Some folks say we should be compassionate to the homeless, and provide them with free food, shelter, and clothing.  They need these things because they are homeless!  But in reality, they need these things because what money they make panhandling is spent on drugs.  They choose not to buy food, clothing, and shelter but instead spend the mortgage money on crack. Indulging them or enabling their lifestyle isn't going to make their lives better.  It isn't going to "turn their life around" - it is just going to allow them to get high for one more day.

But of course, a lot of politicians realize this.  To them, the homeless are nothing more than props to be used for a political agenda - sort of like how Yasser Arafat kept his own people in refugee camps and in conditions of privation so he could point to them as an example of Israel's wrongdoing (not much has changed, sadly, since he died).  But he kept the aid money coming in - and going out to his Swiss bank accounts.

Sadly, we see a similar thing happening today. Politicians aren't interested in solving people's problems (which are often best solved by the government not trying to solve them!).  Rather, they want festering issues and festering unrest so they can get elected.  So long as abortion is legal in at least one State, the GOP has a platform that will get votes from the very people they are screwing economically.  Overturning Roe v. Wade would be a disaster for them.

But what about the people involved?  Aren't they victims?  Well, yes and no.  As my friend's husband illustrated, he wanted to do crack, and made a conscious choice to do so.  Even after he lost his house, his wife, and his career, he kept doing drugs and moved onto methamphetamine because he enjoyed it. I said it before and I'll say it again, these drug-addled homeless are having a ball of a time, even if you and I see only privation and poverty.   Being high all the time is actually fun, which is why people do drugs.

Most people see though this, though.  Getting high is fun - but there is always a downside to anything that is simple as that.  You get drunk, you end up puking - or hung over.  You smoke pot, you may lose your ambition.
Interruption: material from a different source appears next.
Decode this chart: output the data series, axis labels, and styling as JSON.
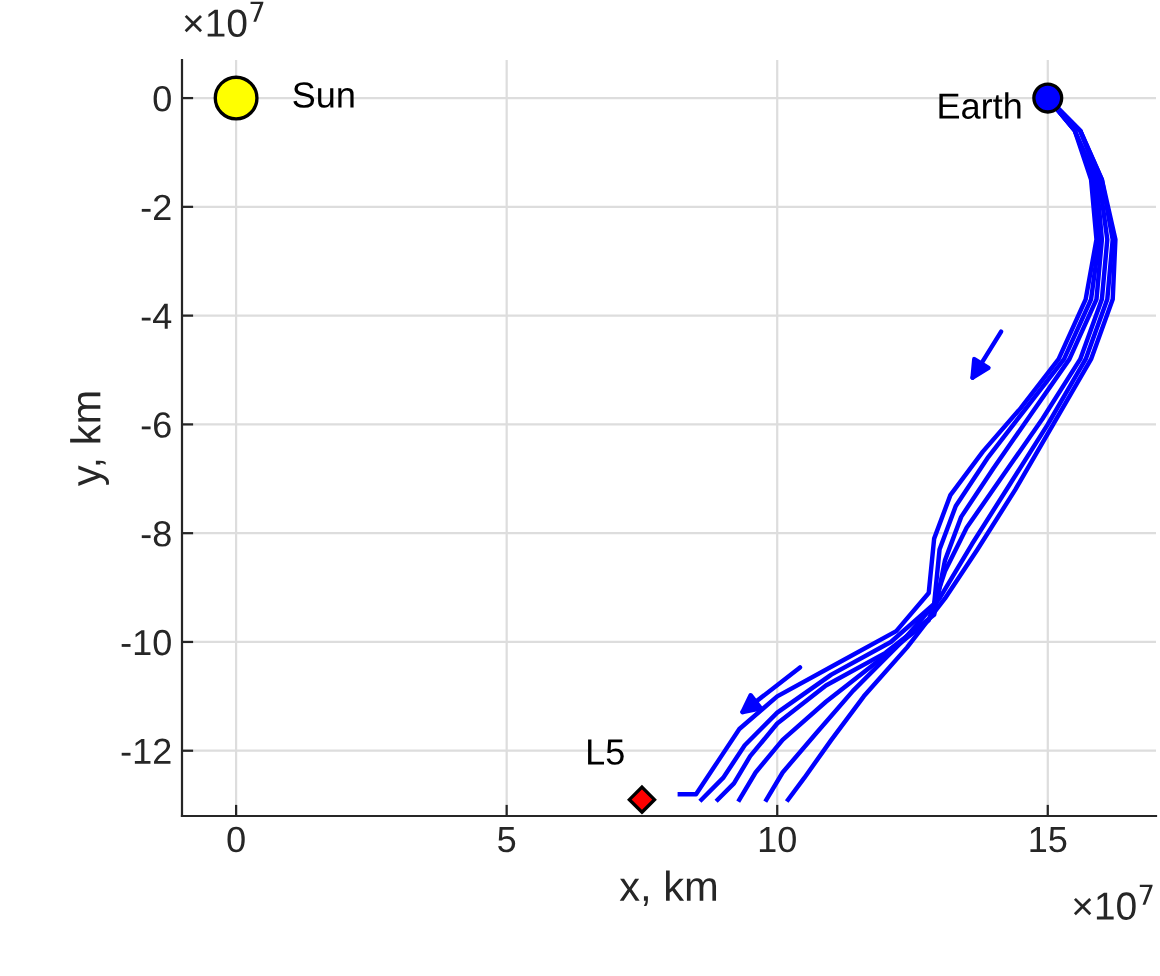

You do harder drugs, well, you can lose it all - and this isn't some State secret, but something published in the papers every day.  If you choose to ignore this, is it my fault?

It is like the student loan thing.  Maybe you could believe that some student from a decade ago had "no idea" that borrowing $50,000 to get a degree in anthropology was a bad idea.  But today?  Every paper and every media outlet publishes articles about what a raw deal college is and what a perpetual nightmare student loans are. Yet, right at this very moment, there is some 18-year-old, standing in line at the bursar's office, waiting to sign some documents and get that sweet student loan check to use for "housing" expenses.  I know this, because I was once that young man.   But I paid it all back, of course.

And I know other young people today who made different choices - going to a State school, working jobs in the summer to support themselves, borrowing as little as possible.  They don't write articles about them.

Just as the media doesn't write articles about the 99.83% of the population who doesn't smoke crack and end up living in a tent.

We need to put this stuff in perspective, and realize when we are being baited.